Viel zu oft stellen wir uns vor, dass Gottes Gnade in etwa so wirkt: Unsere unbändigen Begierden und Leidenschaften führen uns zu einer Vielzahl von Sünden, in Gedanken, Worten, Taten und Unterlassungen. Gottes Gnade greift ein und wirkt wie ein Statthalter, der unsere Wahlmöglichkeiten einschränkt – sie schränkt diese Freiheit sozusagen ein und hält uns so auf dem „rechten Weg“. Anstatt uns die Gnade jedoch als eine Art Macht vorzustellen, die uns durch äußeren Zwang einschränkt, könnten wir die göttliche Gnade vielleicht hilfreicher neu verstehen.

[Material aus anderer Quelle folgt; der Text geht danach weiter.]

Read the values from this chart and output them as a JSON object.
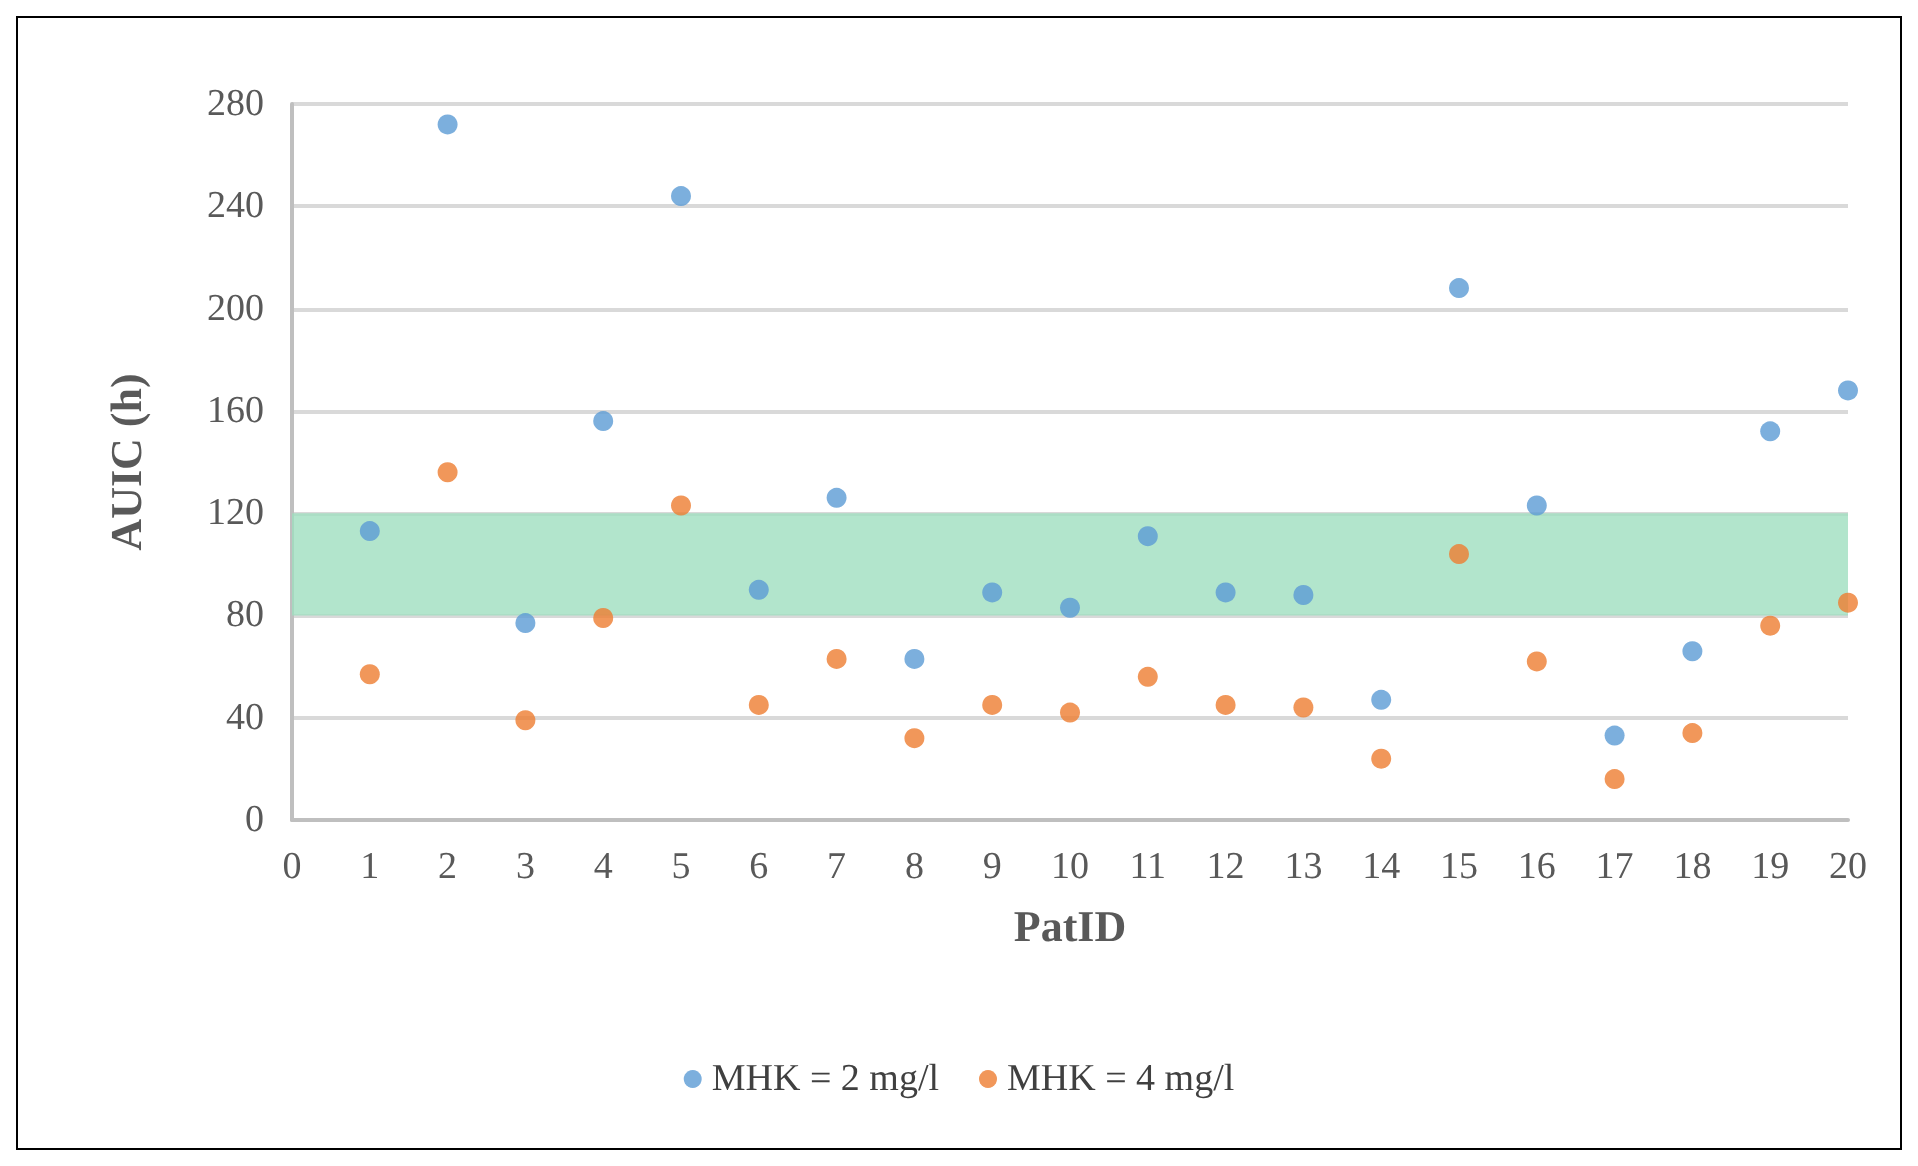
{
  "chart_data": {
    "type": "scatter",
    "xlabel": "PatID",
    "ylabel": "AUIC (h)",
    "x": [
      1,
      2,
      3,
      4,
      5,
      6,
      7,
      8,
      9,
      10,
      11,
      12,
      13,
      14,
      15,
      16,
      17,
      18,
      19,
      20
    ],
    "series": [
      {
        "name": "MHK = 2 mg/l",
        "color": "#5b9bd5",
        "values": [
          113,
          272,
          77,
          156,
          244,
          90,
          126,
          63,
          89,
          83,
          111,
          89,
          88,
          47,
          208,
          123,
          33,
          66,
          152,
          168
        ]
      },
      {
        "name": "MHK = 4 mg/l",
        "color": "#ed7d31",
        "values": [
          57,
          136,
          39,
          79,
          123,
          45,
          63,
          32,
          45,
          42,
          56,
          45,
          44,
          24,
          104,
          62,
          16,
          34,
          76,
          85
        ]
      }
    ],
    "bands": [
      {
        "axis": "y",
        "from": 80,
        "to": 120,
        "color": "#9fdfbf"
      }
    ],
    "xlim": [
      0,
      20
    ],
    "xticks": [
      0,
      1,
      2,
      3,
      4,
      5,
      6,
      7,
      8,
      9,
      10,
      11,
      12,
      13,
      14,
      15,
      16,
      17,
      18,
      19,
      20
    ],
    "ylim": [
      0,
      280
    ],
    "yticks": [
      0,
      40,
      80,
      120,
      160,
      200,
      240,
      280
    ],
    "grid": "y",
    "legend": "bottom",
    "marker": "circle"
  }
}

In der Taufe wurden wir in das Sterben und Auferstehen des Herrn Jesus Christus hineingetaucht und ihm gleichgestaltet. Durch seine Gabe haben wir Anteil an seinem auferstandenen Leben, dem Leben der kommenden Welt, dem neuen Leben, das durch seinen eigenen österlichen Sieg ermöglicht wurde und uns nun durch die Sakramente zuteil wird. Vielleicht sollten wir die Gnade nicht als einen äußeren Zwang betrachten, sondern als das, was sie wirklich ist: die Frucht des neuen Lebens, das uns in Christus geschenkt wurde. In Christus zu sein“ (einer der Lieblingsausdrücke des heiligen Paulus) bedeutet, an seinem neuen Leben teilzuhaben – an seinem Sieg und Triumph über die Sünde. Die Gnade ist weit davon entfernt, als eine Art Hemmschuh zu wirken, sie befreit uns tatsächlich und macht uns frei, wirklich frei. Als Gabriel die Gottesmutter mit dem seltsamen griechischen Beinamen kecharitomene begrüßte, der gewöhnlich mit „voll der Gnade“ übersetzt wird, wies er auf ihre einzigartige Stellung unter allen Töchtern Evas (wie auch unter allen Söhnen Adams) hin: Maria ist höchst begnadet. Und doch dürfen wir das nicht so verstehen, dass sie weniger frei wäre. Maria ist tatsächlich der freieste Mensch, der je gelebt hat, und das gerade deshalb, weil sie am meisten begnadet ist. Die Gnade schränkt die Freiheit nicht ein, sondern befreit sie.

Fürstliche Liebe

Die Heiligen sind diejenigen, die in diese echte Freiheit in Christus eingetreten sind. Sie sind nicht durch die Gnade eingeengt oder verkrampft. Ganz im Gegenteil, sie sind Männer und Frauen, die von der Untertanen- zur Kindesliebe übergegangen sind – ihre Beziehung zum Herrn wird nicht von Regeln und Vorschriften beherrscht, sondern vom neuen Gesetz, dem Gesetz der Liebe, bestimmt. Es ist diese Liebe, die das moralische Handeln in ihrem Leben motiviert. Es würde ihnen nie in den Sinn kommen zu denken: „Was muss ich mindestens tun, um nicht verdammt zu werden?“ Vielmehr werden sie von der Liebe bewegt und angezogen, einer Liebe zu Christus, die zuerst von ihm kommt – eine göttliche Liebe, die Agape der Evangelien – und das ist es, was ihr Leben formt. Das „Betriebssystem“ im Leben der Heiligen ist nicht mehr die Sünde, sondern es ist diese Liebe und die Gnade und Freiheit, die sie mit sich bringt.

Heilige Dreifaltigkeit.

In seiner Enzyklika Veritatis Splendor erkennt der heilige Johannes Paul II. an, dass das Verhältnis von Wahrheit und Freiheit eine Konstante in der Lehre der Kirche ist: „Nur die Freiheit, die sich der Wahrheit unterwirft, führt die menschliche Person zu ihrem wahren Wohl. Das Wohl der Person besteht darin, in der Wahrheit zu sein und die Wahrheit zu tun“ (Nr. 86). Dies ergibt sich aus den Worten Jesu selbst: „Ihr werdet die Wahrheit erkennen, und die Wahrheit wird euch frei machen“ (Joh 8, 32).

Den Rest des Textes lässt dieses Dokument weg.